The parallels between women in tech and women in media
Cartoon by Alison Bechdel
Have you heard of the Bechdel test? It’s very simple. A film or TV show passes the test if there are at least two named female characters who have a conversation with each other about something other than a man. It’s meant to be a rough rule of thumb for spotting gender bias in media. It sounds like a pretty low bar, but it is surprising how few mainstream shows and films pass.
Today is Ada Lovelace day, named after the first ever computer programmer, and it aims to celebrate the achievements of women in Science, Technology, Engineering and Maths (STEM), and highlight the fact that there aren’t enough of us. As a woman who works in a technology role in a media organisation, I feel strong parallels between the underrepresentation of women in both fields, and I’m hoping to draw your attention to why this matters and what we can do about it.

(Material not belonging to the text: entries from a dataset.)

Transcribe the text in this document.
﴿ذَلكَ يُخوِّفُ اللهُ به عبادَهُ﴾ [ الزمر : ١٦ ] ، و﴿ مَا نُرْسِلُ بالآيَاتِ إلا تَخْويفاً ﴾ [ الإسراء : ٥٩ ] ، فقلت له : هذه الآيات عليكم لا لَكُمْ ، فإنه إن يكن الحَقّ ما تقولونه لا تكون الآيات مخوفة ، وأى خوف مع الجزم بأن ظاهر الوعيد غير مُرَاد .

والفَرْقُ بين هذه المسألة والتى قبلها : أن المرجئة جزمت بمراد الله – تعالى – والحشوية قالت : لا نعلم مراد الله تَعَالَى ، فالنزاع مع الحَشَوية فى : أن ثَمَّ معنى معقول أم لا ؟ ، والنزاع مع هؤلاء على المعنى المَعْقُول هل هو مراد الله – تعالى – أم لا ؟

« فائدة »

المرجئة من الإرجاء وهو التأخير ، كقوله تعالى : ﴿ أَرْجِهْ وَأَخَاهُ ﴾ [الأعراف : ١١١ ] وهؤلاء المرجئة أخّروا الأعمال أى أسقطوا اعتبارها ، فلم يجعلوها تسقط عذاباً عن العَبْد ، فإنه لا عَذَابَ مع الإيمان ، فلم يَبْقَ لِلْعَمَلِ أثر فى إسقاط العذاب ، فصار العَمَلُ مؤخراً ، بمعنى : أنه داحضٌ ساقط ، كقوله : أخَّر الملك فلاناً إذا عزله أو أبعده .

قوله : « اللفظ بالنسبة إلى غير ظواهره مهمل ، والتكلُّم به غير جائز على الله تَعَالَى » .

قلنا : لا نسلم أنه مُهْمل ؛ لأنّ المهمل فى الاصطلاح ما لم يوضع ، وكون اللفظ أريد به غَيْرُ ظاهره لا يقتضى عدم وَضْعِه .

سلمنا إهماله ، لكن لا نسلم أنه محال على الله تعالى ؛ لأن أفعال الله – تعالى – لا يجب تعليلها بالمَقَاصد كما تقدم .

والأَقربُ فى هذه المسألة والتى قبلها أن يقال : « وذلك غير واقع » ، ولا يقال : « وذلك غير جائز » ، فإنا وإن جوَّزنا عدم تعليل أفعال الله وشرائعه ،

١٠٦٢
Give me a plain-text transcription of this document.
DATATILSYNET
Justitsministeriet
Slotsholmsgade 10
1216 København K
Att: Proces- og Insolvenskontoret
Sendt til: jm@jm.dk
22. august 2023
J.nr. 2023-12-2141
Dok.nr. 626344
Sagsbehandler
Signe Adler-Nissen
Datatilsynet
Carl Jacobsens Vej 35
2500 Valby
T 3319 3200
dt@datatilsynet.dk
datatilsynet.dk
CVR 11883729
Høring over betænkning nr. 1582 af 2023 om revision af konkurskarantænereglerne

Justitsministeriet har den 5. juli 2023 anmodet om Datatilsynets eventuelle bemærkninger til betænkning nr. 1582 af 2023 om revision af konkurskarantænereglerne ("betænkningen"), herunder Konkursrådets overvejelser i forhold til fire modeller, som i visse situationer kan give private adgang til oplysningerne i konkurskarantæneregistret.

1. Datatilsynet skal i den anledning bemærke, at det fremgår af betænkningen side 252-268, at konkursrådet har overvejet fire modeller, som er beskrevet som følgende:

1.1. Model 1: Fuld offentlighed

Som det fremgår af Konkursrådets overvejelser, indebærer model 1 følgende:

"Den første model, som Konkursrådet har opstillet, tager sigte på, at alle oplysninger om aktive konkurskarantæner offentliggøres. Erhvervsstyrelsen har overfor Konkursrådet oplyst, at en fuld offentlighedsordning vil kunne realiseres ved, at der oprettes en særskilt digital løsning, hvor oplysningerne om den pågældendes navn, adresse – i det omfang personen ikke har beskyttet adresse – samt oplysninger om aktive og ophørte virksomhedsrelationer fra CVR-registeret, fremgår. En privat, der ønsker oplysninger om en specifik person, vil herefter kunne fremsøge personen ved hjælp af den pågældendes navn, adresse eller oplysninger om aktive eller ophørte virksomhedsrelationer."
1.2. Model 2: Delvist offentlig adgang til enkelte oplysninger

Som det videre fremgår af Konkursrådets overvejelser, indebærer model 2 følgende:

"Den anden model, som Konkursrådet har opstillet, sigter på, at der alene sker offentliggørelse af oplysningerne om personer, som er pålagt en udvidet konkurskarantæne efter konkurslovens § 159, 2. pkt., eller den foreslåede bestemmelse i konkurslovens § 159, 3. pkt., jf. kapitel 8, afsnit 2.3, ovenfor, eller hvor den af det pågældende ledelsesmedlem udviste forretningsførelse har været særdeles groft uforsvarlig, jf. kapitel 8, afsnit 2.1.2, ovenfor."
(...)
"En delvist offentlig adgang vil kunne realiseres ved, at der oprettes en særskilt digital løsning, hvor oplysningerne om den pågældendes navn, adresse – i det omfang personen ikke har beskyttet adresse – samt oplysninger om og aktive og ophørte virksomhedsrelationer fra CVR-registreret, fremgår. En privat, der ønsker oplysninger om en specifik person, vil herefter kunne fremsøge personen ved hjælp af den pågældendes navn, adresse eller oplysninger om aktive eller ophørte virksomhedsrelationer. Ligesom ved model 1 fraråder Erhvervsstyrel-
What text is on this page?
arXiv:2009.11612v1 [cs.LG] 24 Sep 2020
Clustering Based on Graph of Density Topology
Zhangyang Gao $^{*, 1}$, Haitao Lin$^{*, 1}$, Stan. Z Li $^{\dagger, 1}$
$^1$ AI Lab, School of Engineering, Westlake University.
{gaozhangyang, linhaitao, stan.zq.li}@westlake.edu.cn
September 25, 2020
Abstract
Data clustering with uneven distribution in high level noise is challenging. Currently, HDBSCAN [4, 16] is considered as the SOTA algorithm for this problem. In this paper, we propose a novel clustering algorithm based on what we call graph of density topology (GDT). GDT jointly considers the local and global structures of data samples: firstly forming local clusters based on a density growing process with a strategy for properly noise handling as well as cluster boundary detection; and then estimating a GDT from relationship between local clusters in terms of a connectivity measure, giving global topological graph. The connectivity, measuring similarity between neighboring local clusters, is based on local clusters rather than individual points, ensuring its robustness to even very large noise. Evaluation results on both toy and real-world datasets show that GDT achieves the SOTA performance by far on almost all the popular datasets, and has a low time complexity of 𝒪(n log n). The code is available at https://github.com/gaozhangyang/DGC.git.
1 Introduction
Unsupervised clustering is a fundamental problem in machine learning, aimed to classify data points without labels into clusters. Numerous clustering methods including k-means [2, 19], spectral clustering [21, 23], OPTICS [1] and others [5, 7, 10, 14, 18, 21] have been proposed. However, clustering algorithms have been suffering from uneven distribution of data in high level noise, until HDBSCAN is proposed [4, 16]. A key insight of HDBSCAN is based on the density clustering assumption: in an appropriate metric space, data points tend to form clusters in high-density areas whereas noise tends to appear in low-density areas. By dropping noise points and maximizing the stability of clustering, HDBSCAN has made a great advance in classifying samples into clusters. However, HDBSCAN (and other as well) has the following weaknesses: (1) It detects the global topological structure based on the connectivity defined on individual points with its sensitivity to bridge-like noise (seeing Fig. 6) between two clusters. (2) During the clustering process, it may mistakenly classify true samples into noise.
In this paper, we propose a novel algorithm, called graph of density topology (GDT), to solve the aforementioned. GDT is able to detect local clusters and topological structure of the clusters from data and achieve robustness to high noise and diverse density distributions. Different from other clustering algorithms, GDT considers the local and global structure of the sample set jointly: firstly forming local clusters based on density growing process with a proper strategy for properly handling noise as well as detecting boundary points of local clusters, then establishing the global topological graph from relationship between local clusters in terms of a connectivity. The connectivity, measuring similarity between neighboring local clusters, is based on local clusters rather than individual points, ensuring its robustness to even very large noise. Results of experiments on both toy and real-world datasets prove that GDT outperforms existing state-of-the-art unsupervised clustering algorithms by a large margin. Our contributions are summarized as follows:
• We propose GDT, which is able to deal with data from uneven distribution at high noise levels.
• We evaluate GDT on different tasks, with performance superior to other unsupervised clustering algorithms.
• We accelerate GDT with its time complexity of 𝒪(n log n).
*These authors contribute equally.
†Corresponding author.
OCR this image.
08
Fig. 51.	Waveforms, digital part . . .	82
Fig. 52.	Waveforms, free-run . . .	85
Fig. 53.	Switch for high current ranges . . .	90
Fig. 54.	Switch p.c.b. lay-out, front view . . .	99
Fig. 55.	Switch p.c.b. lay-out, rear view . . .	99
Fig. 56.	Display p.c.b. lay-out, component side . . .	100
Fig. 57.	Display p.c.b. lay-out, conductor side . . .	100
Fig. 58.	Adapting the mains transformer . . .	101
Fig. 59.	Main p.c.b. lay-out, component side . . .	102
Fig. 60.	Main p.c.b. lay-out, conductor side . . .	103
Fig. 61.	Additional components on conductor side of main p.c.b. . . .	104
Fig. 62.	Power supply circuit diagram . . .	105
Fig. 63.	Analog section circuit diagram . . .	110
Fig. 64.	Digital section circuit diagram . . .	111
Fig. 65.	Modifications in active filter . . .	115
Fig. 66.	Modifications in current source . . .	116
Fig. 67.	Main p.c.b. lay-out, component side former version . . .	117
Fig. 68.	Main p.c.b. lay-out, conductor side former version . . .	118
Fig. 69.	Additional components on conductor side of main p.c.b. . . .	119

According to a recent study, in the top grossing films of 2013, women comprised only 30% of the speaking roles. Considering women make up over 50% of the population and buy 50% of cinema tickets, this is a bit weird. Even worse, just 15% of protagonists were women. We tell young girls that they can do anything they want, that they can be the stars of their own life adventures, yet this is completely at odds with the narratives they see all around them. Even films with female leads often fail the Bechdel test, reinforcing the notion that women’s lives revolve around men. Boys are socialised to think they can do anything, and girls are socialised to think they can help boys do anything.
There are plenty of excuses for this disparity, most of which centre around“well that’s the format that brings in the money”. In fact, a survey has shown that films that pass the Bechdel test performed just as well at the box office as those that didn’t, and may actually have a better return on investment overall.
Similarly, there are plenty of excuses trotted out when people discuss why there are so few women in the tech industry. The most common ones crop up time and time again, so I’ve tried to debunk them here. Often, they are a convenient way of disguising some uncomfortable truths — that we need to examine our unconscious biases that cause us to treat boys and girls differently from a young age (often reinforced by what we see in the media), and the presence of institutionalised sexism in the supposedly ‘meritocratic’tech industry. It breaks my heart that so many women are missing out on discovering the same passion for science and coding that I have, for no good reason whatsoever. And when we have such a shortage of people going into STEM, we can’t afford to lose them.
Funnily enough, I think both industries have the potential to help each other out…
A plausible reason for the woeful portrayal of women in films is the fact that so few women are involved in making them, with figures reporting that women make up just 22% of crews. This becomes particularly apparent in technical areas: women make up 17.5% of visual effects and just 5% of camera and electrical. If we could encourage more women to choose technical careers, perhaps more of them would go into these areas and the gender balance of filmmaking would improve from the ground up.
And how do we get women interested in technology? By improving our portrayal of them in the media! Overwhelmingly, characters playing STEM-related roles are men, and scientists and coders are usually depicted in out-dated stereotypes as socially inept geeks. Neither of these is accurate, and neither is conducive to attracting women to technology. This is compounded by the fact that women are presented as one-dimensional characters whose lives revolve around men. We need stories that reflect real women, who have all kinds of interests, passions and motivations, and that show that there is no reason why science or technology shouldn’t be one of them. Narratives are powerful. The influence of the media could effect real cultural change.
And things are changing — the tech industry is starting to realise that having a conference with no women speakers is not acceptable, and that we need to take steps to make the industry a more inclusive place. Last week, we found out that Paul Feig is making an all-female Ghostbusters film. Considering the number of all-male action films, this really shouldn’t be controversial, but it is nevertheless a huge (and in my opinion, welcome) disruption to the Hollywood status quo. Given the immense success of the Hunger Games and Frozen, there is clearly a market for stories that position women as independent agents and protagonists in their own right.
So, for those who work in these industries, I’d like to put forward an Ada Lovelace Day challenge:
If you work in technology, stop assuming ‘women just aren’t interested’ or any other of those myths, and start reading up on the real reasons women are underrepresented in the industry, and what you can do about it. A good place to start is to examine your own unconscious biases, listen to women’s experiences without getting defensive and resist the temptation to derail discussions.
If you’re a content producer, start noticing the subtle gender biases that are all around us in the media, and think about the very real damaging effects these could have. Don’t succumb to lazy stereotyping in your scripts; instead, make content that is challenging and original.
The BBC is all about innovation and pushing boundaries. So let’s stop using the same tired old boring gender tropes and instead, like Ada, let’s do something really revolutionary.